Yeah, I'd rather see a Hallmark movie with Winslet and Elba than, say, The Grey.
Buffista Movies Across the 8th Dimension!
A place to talk about movies--old and new, good and bad, high art and high cheese. It's the place to place your kittens on the award winners, gossip about upcoming fims and discuss DVD releases and extras. Spoiler policy: White font all plot-related discussion until a movie's been in wide release two weeks, and keep the major HSQ in white font until two weeks after the video/DVD release.
Blade Runner:
I LOVED the script. Damn, that was one tightly-plotted 2½-hour-long movie. Just about every scene was essential. And overall probably a deeper, more complex movie than Arrival.
I thought the visuals were HIT OR MISS. There were moments of great beauty, but overall the dankness started to wear on me. At least in the original, Ridley Scott would cut through the dankness with flashes bright neon, especially for the street-level scenes. Here, not nearly as much.
I though the soundtrack was MEH. Of course it's impossible to live up to the Vangelis original, but they could have tried a lot harder.
I got really tired of the single tear rolling down an actor's cheek as a shorthand for: THIS CHARACTER IS EMOTING NOW. The seventh or eight time that it happened it got really old.
Idris takes his shirt off at some point during the movie in case that's relevant.
I feel that is highly relevant.
Re. TLJ trailer:
My guess is that the last shocking bit is not real life, but rather Rey's version of Dagobah cave vision - a manifestation of her deep-seated fear of temptation to the dark side.
Seeing Carrie Fisher's face in the trailer is gut wrenching. Looks like there are gonna be some major emotional scenes for her in this movie.
IS IT DECEMBER YET
Eeeeeeeeeeeeeeee!
Blade Runner:
I LOVED the script. Damn, that was one tightly-plotted 2½-hour-long movie. Just about every scene was essential. And overall probably a deeper, more complex movie than Arrival.
Yes, I hate long movies but I have no idea where you would cut this one and not makes a mess. It is odd because I think the overall themes are very basic, but on an information level there is a lot to unpack.
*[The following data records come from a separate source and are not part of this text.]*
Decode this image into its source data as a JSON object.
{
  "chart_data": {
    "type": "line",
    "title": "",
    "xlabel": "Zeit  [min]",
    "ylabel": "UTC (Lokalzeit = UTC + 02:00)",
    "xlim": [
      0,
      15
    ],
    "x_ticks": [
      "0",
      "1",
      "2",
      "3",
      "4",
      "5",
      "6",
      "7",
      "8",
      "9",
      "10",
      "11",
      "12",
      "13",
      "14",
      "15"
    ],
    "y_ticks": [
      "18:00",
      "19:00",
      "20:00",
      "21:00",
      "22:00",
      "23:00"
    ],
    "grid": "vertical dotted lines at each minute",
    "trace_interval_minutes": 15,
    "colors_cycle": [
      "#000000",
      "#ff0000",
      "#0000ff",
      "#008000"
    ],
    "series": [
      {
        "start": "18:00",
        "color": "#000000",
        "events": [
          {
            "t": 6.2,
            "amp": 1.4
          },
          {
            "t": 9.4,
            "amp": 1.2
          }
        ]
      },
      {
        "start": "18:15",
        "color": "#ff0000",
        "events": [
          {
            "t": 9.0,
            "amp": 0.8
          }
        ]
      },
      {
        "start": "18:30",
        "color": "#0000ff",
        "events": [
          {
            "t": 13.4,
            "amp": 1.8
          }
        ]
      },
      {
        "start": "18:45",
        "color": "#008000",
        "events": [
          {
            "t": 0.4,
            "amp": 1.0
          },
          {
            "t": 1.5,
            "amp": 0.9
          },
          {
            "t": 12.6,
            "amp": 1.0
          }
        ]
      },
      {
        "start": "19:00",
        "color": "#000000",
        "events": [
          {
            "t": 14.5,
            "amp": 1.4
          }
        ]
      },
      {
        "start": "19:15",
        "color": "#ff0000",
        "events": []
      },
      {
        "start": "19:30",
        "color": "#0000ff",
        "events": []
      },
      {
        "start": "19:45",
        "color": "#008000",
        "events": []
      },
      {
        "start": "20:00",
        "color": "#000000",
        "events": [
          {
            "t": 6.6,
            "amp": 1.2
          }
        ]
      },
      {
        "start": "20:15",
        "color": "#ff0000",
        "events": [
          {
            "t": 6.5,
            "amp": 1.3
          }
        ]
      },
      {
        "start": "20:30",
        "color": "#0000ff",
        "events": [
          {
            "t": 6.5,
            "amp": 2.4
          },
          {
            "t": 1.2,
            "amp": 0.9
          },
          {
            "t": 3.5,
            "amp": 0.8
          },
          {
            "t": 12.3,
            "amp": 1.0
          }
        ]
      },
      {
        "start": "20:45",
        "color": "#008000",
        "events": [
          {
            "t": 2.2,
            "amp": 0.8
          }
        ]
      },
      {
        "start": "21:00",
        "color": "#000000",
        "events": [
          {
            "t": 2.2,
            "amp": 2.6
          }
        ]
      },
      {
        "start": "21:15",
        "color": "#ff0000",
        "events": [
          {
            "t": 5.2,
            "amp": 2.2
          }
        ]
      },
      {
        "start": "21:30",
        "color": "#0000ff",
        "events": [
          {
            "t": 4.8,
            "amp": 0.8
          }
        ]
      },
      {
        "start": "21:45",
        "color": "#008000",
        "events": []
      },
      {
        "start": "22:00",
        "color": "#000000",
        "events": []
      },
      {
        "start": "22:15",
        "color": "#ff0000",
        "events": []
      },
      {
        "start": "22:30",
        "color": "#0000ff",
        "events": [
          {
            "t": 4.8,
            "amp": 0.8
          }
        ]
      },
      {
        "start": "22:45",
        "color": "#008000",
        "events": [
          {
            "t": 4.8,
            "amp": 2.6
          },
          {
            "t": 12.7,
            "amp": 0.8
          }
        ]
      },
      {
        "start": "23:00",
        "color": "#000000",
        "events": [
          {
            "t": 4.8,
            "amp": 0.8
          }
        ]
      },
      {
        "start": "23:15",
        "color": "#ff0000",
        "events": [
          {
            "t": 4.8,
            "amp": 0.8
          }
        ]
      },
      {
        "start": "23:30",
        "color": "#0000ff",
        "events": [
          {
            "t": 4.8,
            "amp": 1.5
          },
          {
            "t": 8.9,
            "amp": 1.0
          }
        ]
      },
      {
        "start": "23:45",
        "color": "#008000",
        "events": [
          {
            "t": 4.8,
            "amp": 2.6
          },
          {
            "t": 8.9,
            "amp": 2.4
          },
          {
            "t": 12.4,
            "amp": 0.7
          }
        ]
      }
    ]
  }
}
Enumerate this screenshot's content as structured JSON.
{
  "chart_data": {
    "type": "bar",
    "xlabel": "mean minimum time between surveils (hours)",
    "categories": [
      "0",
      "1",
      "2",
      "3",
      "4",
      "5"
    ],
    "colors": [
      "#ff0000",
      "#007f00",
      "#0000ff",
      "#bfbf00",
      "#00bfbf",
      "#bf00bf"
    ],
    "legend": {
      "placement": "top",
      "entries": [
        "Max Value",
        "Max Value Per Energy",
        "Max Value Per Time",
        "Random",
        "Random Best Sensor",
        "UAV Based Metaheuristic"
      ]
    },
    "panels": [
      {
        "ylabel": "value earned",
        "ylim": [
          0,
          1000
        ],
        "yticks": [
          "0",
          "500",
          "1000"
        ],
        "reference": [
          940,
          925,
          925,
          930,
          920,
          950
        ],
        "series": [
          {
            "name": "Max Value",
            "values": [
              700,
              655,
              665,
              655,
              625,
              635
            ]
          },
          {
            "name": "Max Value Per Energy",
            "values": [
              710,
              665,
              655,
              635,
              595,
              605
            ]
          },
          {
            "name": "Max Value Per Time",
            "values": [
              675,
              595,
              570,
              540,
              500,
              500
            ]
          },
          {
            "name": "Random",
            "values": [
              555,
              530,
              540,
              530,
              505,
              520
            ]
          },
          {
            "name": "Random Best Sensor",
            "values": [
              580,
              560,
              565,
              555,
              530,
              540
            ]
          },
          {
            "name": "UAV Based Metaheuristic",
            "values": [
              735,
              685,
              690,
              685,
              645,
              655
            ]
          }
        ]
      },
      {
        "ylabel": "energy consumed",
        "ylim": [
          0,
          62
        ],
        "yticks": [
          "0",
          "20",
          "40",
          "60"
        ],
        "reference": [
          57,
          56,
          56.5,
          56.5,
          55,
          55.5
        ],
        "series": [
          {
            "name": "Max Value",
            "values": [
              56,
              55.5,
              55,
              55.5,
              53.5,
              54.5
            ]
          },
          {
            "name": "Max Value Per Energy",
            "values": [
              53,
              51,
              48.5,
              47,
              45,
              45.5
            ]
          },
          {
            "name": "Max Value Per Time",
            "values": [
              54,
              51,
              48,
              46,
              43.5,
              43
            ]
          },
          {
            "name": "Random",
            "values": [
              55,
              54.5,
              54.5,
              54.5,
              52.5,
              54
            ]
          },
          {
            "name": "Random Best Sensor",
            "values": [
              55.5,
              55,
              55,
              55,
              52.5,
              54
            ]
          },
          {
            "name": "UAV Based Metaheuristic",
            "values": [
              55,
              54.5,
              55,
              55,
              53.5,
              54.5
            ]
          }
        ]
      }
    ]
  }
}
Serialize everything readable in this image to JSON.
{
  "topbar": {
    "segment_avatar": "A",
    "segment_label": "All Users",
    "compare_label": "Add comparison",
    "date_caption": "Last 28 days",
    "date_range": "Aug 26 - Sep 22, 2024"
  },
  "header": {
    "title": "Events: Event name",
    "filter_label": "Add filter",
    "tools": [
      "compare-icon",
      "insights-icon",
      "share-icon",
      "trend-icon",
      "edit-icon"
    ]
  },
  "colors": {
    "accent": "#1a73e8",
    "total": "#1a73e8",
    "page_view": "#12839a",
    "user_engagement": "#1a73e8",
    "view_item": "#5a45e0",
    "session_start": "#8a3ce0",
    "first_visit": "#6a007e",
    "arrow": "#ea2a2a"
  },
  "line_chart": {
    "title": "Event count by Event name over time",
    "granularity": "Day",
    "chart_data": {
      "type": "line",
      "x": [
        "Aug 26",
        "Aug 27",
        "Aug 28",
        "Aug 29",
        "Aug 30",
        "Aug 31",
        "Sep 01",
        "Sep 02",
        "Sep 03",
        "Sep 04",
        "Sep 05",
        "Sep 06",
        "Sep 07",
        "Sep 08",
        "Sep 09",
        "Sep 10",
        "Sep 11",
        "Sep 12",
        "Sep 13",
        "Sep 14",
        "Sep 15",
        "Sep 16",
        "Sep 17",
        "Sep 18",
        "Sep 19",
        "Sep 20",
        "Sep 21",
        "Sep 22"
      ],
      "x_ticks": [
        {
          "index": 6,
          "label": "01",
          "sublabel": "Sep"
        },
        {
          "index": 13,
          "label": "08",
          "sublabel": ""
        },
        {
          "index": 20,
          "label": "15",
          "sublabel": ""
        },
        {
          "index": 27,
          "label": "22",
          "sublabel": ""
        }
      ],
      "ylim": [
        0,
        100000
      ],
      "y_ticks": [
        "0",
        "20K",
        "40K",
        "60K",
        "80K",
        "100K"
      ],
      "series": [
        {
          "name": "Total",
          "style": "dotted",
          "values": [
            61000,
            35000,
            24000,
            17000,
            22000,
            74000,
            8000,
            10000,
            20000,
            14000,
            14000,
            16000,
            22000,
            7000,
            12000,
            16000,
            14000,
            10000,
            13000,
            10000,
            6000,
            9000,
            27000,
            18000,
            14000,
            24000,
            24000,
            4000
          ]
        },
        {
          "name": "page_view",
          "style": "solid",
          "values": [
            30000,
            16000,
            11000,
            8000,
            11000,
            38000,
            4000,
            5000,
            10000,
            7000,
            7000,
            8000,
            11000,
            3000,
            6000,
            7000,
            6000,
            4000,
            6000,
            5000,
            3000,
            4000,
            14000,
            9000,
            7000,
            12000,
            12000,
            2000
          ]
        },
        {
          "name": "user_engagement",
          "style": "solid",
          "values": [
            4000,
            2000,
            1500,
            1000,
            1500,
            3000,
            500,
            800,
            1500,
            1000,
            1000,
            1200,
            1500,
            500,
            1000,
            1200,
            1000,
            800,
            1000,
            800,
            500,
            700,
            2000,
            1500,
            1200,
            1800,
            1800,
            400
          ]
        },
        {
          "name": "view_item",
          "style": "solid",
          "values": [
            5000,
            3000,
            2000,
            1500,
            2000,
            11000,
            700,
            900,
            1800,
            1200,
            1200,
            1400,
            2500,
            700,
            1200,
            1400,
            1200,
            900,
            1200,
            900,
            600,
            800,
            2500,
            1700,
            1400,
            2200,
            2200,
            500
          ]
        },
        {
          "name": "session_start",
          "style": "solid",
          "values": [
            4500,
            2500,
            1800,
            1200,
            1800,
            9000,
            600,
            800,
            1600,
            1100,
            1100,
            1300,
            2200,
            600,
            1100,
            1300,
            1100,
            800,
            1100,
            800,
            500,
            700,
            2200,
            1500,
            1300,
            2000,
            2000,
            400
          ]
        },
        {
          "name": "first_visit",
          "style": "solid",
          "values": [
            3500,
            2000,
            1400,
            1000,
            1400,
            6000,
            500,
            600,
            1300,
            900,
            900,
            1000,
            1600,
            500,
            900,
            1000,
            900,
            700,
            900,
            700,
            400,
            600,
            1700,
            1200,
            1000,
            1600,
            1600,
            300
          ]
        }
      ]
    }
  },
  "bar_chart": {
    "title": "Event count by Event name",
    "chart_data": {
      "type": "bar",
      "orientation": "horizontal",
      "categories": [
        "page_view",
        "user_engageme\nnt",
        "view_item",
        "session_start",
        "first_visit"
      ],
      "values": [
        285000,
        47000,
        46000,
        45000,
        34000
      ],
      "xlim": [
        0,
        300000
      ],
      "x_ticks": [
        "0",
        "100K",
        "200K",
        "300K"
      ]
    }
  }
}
That said, Arrival just hit me like a gut punch where this one did not.
I though the soundtrack was MEH. Of course it's impossible to live up to the Vangelis original, but they could have tried a lot harder.
If I could change one thing about the movie it would be the score. Hated it. Plus, it also served to remind me how much I disliked the sound and score of Dunkirk.
I'll also add that I've seen a lot of negativity on Film Twitter about the role of women in the movie, and, while I get where that is coming from, it wasn't my experience at all watching the film.
I'll also add that I've seen a lot of negativity on Film Twitter about the role of women in the movie, and, while I get where that is coming from, it wasn't my experience at all watching the film.
I don't do Twitter, but I've seen the same from a couple of friends on FB, though the (female) friend I saw it with on Friday and I both felt very different. We did agree that there was a whole lot of nudity, but it was all either weirdly sterile and animatronic or framed to make the viewer identify with rather than objectify the nude person -- there was a lot of giant advertising figure nudity, and a lot of painfully close-up, helpless, fragile nudity, and between them all they almost totally de-eroticized everything. And, damn, on a meta level we both loved that in the end the main guy was literally just some random guy (albeit a random guy who showed great grace and courage even after he realized that he was really only a secondary character in someone else's story) and the miracle baby was a woman.
I also really liked that the main guy chose to have the "boring" how-was-your-day chatter when he got home, you know, the stuff women are told men want to avoid at all costs.
Given the little I read beforehand, I went in expecting full-on sex bot objectification which I don't think is what was happening at all.
Holy crap this Harvey Weinstein sexual harassment expose in The New Yorker: [link]
FYI, it's a really rough read. After the Asia Argento account, I had to physically leave the office and walk it off, trying not to cry. There is also a follow-up article in NYT on the initial break of the story from a few days ago, with various other actresses coming forth with sometimes decades-old history of harassment at the hand of HW (link to the story). I imagine reporters at NYT and The New Yorker knew about each other's stories and timed this as a precision strike to bury the motherfucker once and for all. Hats off to them, and most of all, to the ladies who braved the storm to come public with all this painful history.